Three completely different border realities were displayed Thursday.
► There's the Donald Trump reality, where President Joe Biden is to blame and a military force is needed to shut the border, control an invasion of "murderers," round up the undocumented and expel them from the US.
► There's the Biden reality, where Trump is to blame for killing a bipartisan compromise that would have given all presidents new powers to control the influx of migrants and streamline a broken asylum process.
► And there's the lived reality of children and families facing hunger and hypothermia in open-air camps along the border.
That grim picture was presented in court filings related to the camps near the US-Mexico border in California, which seek to force the federal government to better protect the well-being of people who are waiting to make asylum claims. Read CNN's report, which includes images of a girl in a cast deposited at an open-air camp and a woman trapped in the slats of border fencing.
The 3.3 million case backlog of asylum claims is one of the main problems of the current immigration policy crisis, and the bipartisan bill would have sought to address it by adding workers at the border and beefing up the immigration court system. The fact that people can live in the US for years before their asylum claim is ultimately heard has been cited as a reason that so many continue to make the dangerous journey.
Trump's promise for a massive deportation effort
Don't expect to hear anything from the migrant perspective from Trump, who visited the border at Eagle Pass, Texas, on Thursday. He is promising a drastic deportation effort.
"I will carry out the largest domestic deportation operation in American history," Trump promised in a video posted Wednesday to his social media platform.
Making use of his trademark hyperbole, Trump referred to migrants as "Joe Biden's illegals and murderers."
What would a mass deportation effort look like?
Planning is already underway in Trump's sphere about how to go about such an effort. If, as seems likely, Congress didn't green-light such an operation, CNN has reported Trump could attempt to redirect funds from the Pentagon, a tactic he tried during his first term in office to fund a border wall.
Any such roundup and deportation effort, according to the CNN report from last year, "would necessitate building large camps to house migrants waiting for deportation and tapping federal and local law enforcement to assist with large-scale arrests of undocumented immigrants across the country."
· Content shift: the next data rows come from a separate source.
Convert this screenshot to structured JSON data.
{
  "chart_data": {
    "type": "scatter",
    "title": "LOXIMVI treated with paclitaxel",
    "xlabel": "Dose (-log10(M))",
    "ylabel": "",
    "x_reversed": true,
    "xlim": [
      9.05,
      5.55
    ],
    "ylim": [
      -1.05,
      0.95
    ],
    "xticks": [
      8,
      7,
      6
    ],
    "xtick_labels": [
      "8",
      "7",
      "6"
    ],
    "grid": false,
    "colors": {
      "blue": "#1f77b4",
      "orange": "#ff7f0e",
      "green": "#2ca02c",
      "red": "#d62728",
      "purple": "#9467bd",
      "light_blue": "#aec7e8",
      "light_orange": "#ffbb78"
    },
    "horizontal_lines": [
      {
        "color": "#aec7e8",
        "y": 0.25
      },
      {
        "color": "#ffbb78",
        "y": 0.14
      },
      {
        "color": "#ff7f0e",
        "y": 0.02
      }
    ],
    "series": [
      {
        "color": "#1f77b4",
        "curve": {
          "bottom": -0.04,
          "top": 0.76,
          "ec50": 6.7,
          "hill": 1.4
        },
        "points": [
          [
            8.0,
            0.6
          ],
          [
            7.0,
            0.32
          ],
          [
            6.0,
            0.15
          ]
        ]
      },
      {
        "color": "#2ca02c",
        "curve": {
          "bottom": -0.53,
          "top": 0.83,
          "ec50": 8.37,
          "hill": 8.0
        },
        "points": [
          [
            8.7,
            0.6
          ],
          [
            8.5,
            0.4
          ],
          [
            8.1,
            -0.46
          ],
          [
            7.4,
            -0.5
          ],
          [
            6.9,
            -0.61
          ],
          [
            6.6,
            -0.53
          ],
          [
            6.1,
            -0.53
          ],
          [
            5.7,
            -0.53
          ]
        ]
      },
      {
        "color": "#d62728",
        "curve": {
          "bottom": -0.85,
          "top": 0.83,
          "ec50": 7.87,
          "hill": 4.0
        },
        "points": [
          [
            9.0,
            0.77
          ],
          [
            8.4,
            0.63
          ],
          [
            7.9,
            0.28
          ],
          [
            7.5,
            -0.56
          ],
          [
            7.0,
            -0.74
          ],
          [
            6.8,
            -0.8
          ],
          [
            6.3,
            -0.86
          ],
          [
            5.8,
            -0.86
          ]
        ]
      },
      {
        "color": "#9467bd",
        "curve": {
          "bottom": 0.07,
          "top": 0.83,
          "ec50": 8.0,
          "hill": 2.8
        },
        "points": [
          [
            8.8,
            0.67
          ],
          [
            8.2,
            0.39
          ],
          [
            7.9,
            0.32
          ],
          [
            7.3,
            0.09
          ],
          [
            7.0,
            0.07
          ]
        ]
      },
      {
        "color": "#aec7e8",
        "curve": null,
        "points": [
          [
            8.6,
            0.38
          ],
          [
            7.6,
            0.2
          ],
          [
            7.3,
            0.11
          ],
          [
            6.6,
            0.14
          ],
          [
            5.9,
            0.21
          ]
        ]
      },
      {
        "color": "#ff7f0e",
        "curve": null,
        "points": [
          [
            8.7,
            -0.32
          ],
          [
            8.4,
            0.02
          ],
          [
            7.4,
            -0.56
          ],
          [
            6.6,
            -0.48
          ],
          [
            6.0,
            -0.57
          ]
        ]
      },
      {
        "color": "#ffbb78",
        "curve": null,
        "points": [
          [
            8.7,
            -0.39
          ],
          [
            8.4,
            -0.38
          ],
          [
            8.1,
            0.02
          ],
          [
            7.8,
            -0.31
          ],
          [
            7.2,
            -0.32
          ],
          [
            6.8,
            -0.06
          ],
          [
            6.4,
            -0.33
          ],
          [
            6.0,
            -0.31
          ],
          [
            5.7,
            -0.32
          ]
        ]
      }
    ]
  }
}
There is a model in US history for such an effort. "Operation Wetback," which made use of a derogatory term that sounds horrible in hindsight, was a military-style operation during the Dwight Eisenhower administration.
Trump cited that ugly chapter in his 2016 run for president. It is remarkable how in the intervening years his rhetoric on immigration has not changed.
CNN reported on the history of the 1950s deportation effort in 2016. It described how US agents "plucked Mexican laborers from fields and ranches in targeted raids, bused them to detention centers along the border, and ultimately sent many of them deep into the interior of Mexico, some by airlift, others on cargo boats that typically hauled bananas."
The militarized border town
CNN's Rosa Flores reported before Trump's speech from Shelby Park in Eagle Pass. That's the recreation area along the Rio Grande seized by the state national guard. They have kicked US Border Patrol out of that area and plan to build a military base there. State officials have lined the river in Eagle Pass with concertina wire, shipping containers and buoys to deter people from crossing.
These efforts by the state to take over border security from the federal government are the subject of ongoing court disputes.
Trump's visit, CNN's Stephen Collinson, Priscilla Alvarez and MJ Lee wrote ahead of the trip, "will showcase his dark portrayal of a nation under siege from a torrent of what he claims are migrant criminals and invaders."
"This looks very militarized," Flores said, a contrast to the background chosen by the White House for Biden, who also visited the border on Thursday, 300 miles downriver in Brownsville.
Meanwhile in Brownsville …
The Washington Post had an interesting comparison between the two areas and guessed at why Brownsville, which is much more used to larger volumes of migrant crossings, has been able to more easily absorb the influx.
Speaking on Air Force One en route to Texas, Homeland Security Secretary Alejandro Mayorkas said Brownsville is a model of how the migrant crisis should be handled: not with a standoff between Texas and the federal government, but with cooperation.
"Brownsville demonstrates the impact of that partnership when everyone's working together to address a shared challenge," he said.
Biden has shifted in recent weeks, going on offense on the issue of immigration after Trump successfully pressured Republicans on Capitol Hill to kill the bipartisan border bill.
US voters are on track to get a choice between Biden's and Trump's realities in November if, as expected, the two men clinch their respective major party nominations. The migrants fleeing to the US despite the risks must feel like they have run out of options.